The end of civilization as we know it...

...or something like that as the European Court of Justice sticks it to Sky and the Premier League by allowing us to ship in those foreign decoders and watch the football as broadcast by Greeks, Finns and Luxembourgois. The sound of pub pontification echoes across the world (or would if more pubs were open) and many predict that the great football bubble will burst. In just a few short years will we see Wayne Rooney supplementing his meagre income by shining shoes at Piccadilly station and Arsene Wenger sat with a batter paper cup outside Highbury Station?

Somehow, people seem to miss the point. Quite rightly there is no copyright protection on a football match – after all, what’s involved? We point a camera at the pitch and, hey presto, a football match is broadcast. Not much human creativity there! So the issue never was copyright – the issue was the licence. And the ECJ has reminded us that we live in a ‘single market’ and that broadcasters cannot make arbitrary boundaries for their own purposes within than market that are enforceable. This is what Sky and the Premier League tried to do.

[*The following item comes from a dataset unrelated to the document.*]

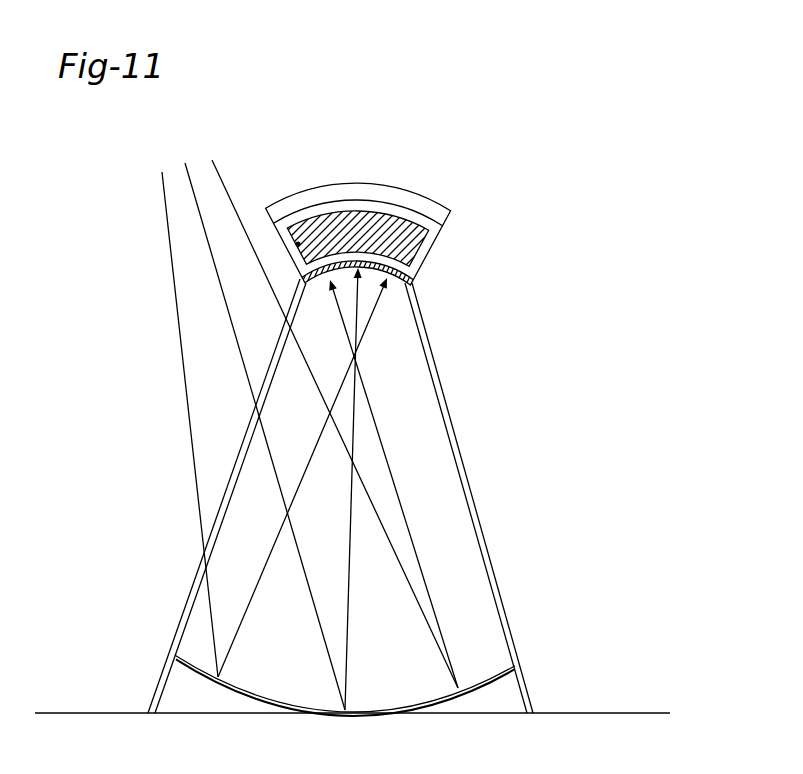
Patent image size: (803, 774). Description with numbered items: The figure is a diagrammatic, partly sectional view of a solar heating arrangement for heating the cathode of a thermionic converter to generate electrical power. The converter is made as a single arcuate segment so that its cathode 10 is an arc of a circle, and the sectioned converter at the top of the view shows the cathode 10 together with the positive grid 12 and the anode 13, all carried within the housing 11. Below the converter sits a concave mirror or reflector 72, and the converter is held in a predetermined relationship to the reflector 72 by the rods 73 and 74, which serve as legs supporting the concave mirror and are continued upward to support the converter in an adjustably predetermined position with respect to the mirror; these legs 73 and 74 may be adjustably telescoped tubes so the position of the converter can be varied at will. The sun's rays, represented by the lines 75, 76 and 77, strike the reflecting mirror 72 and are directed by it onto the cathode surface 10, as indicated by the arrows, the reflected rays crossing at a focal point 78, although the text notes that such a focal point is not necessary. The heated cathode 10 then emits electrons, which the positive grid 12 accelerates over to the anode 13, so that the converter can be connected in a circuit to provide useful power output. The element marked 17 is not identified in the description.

However, the idea that this will end the football bubble is misplaced. The licence agreements are time limited and subject to renegotiation. Up to that point the licensees (including Sky) are obliged to comply with the contracts – including, I assume, paying the fees. So in the short-term there is no effect on the Premier Leagues revenues. The problem comes when the licences are renegotiated.

The Premier League will – I’m prepared to bet – simply issue one set of licences for the whole EU. The losers won’t be Sky (unless some upstart Slovakian broadcaster outbids them) but the various local licence-holders. There won’t be a licence for Greece, a licence for Spain and a licence for Sweden – just one EU licence.
The publican in Portsmouth may be grinning broadly right now but her action, it seems to me, has caused little more than an irritation to the Premier League – but possibly a bigger bill for Sky (or that upstart Slovakian broadcaster).

It probably isn’t the end of the Premier League gravy train. Civilization will be saved!